Dust to dust
A week or so ago, the urn for my Shih Tzu’s remains arrived in the mail. She’d been cremated immediately, and her cremains came in sealed plastic box, with sticker on the outside that held her name and her birth and death dates. The original plan had been to bury the ashes under a bench in the backyard, marking the spot with a Chinese foo dog, as all the Shih Tzu statues I found looked nothing like her.
But the more I thought about it, the more I didn’t like the idea of burying her ashes, for the same reason I didn’t like the idea of burying her. Nor did I like the idea of disturbing her ashes and spreading them to the winds. So the little plastic box sat out for months until I found the site I ultimately ordered the urn from, having apparently, by lack of action, determined to keep her ashes.
When it arrived, I tested to see if I could just drop the plastic box into it, as I’d intended and thought I could do from the measurements on the website. However, the oak was thicker than expected and it didn’t fit. I had to decide whether to send it back, or to open the plastic box and move the ashes from one container to the other. Supposedly, they were bagged inside the box. Of course, I hadn’t wanted to disturb the ashes, which is why I ordered the urn in the first place.
So the urn sat on the kitchen counter while I mulled what to do. I decided to open the plastic box and see what was what to make my decision. Inside was a Ziploc bag, which, inexplicably, had not been zipped, though I noticed it before it was too late and took care of it. Such a small amount of matter in the baggie. It was surreal to be holding her ashes, looking at them, trying to reconcile what was in the bag with the dog I loved.
I thought then about A’s ashes, which were spread in Big Basin the weekend of Thanksgiving last year. I was not invited. And I wonder now if that was such a bad thing, because I think I would’ve had a much harder time dealing with his ashes than I did with my dog’s. Not that I think his family did the wrong thing; on the contrary, I think it is what he would’ve requested, had he thought to do so. But I think it takes great strength to be able to put your hand into those ashes and scatter them, and I don’t know that I would’ve had it. That would not be the body I remember touching so lovingly. I find that while in the abstract, I appreciate the symbolism of setting what remains of the body free, as the soul now is, in my concrete reality, I want to hold on to every single bit I can that is connected to the ones I love.
On the other hand, I wonder if there was not some acceptance of the difference between body and soul to be gained from the ritual. I look at that bag of ashes for my dog, and it is not her. I don’t know what it is, and it is strange, but it is not her, not really. Perhaps those who spread A’s ashes felt that reality, and got some healing from it, that I did not. And I wonder if his brother has spread the remainder in the Grand Canyon yet, as was planned last I heard, and whether I should attempt to make the trip up there and join him when he does. I haven’t made up my mind yet what I want, but fear asking, lest I be told I am not welcome, or, less personally, that it is too late.

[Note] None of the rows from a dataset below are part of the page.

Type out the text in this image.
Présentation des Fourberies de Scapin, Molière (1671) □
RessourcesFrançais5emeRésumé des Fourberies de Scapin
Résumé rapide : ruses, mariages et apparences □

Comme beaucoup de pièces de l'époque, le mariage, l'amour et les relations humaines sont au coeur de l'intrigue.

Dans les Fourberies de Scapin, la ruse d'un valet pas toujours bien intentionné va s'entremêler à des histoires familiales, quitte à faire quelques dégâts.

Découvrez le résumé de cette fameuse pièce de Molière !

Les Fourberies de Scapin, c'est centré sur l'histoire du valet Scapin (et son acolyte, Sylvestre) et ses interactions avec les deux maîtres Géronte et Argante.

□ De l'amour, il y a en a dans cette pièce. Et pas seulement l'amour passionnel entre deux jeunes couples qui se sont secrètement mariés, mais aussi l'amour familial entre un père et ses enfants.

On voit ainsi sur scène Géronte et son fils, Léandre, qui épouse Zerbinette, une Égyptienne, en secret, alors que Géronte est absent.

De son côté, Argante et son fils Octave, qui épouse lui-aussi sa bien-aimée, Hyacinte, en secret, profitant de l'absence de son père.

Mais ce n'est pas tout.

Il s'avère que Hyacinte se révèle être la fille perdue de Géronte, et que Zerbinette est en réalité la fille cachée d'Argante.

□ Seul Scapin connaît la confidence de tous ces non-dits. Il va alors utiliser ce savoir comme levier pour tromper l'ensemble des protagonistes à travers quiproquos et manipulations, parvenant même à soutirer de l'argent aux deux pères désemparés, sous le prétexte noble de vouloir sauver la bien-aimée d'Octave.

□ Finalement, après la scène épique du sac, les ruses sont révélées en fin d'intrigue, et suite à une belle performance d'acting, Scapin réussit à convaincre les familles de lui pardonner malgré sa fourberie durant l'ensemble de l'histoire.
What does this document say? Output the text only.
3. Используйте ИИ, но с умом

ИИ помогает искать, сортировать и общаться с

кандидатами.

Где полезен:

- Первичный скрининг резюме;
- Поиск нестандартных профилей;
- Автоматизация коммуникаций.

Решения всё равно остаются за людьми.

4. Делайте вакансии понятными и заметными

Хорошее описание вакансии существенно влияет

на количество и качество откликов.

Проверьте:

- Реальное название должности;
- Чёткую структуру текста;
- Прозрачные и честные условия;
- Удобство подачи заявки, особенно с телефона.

In any case, I am not in control of that situation, but I am in control of the one about my dogter, and even so, I find it hard to make decisions. I thought I had made up my mind when I ordered the urn, but it only brought up more questions with the plastic box didn’t fit. Once I opened the container and held the bag of ashes in my hand, I can’t help but wonder if, that inhibition already breached, if I shouldn’t just scatter her ashes and send the urn back. I suppose, in the end, it hardly matters what I do. It doesn’t matter to her, certainly.
I think what I’m struggling with is the relative healthiness of holding on versus letting go, and question myself constantly as to whether I’m doing too much holding on, to her and to him, and thereby holding myself back from healing. I honestly do not know the answer, any time I ask myself the question. How can I know? I’ve never been here before. I’m new at this. I don’t know when to push myself, or if I should at all, and if so, how much? I feel like I’ve come a long way since A passed, and am, at least to outward appearances, largely engaged in the activities of my life that I was before he left, if with somewhat less joie de vivre then I once had. Is that not enough? Will not the rest fall in place in time, and with patience? Or do I have to force myself to the edge of what I can stand to heal further? I don’t know, though it seems to me anything involving the concept of “force” is probably not a good thing.
I guess right now, the idea of scattering her ashes is no longer unthinkable, but it does not feel doable. I think it would cause me some real emotional discomfort, if not outright pain. So I’m not going to do it. I will put her ashes in the urn, with her collar, and her prescription bottles, and some other stuff that belonged to her, put a picture in it, and hold onto it for awhile. There is nothing to stop me from doing something else further down the road if I feel compelled to do it. I have had enough pain in the last year; I do not need to be a masochist besides.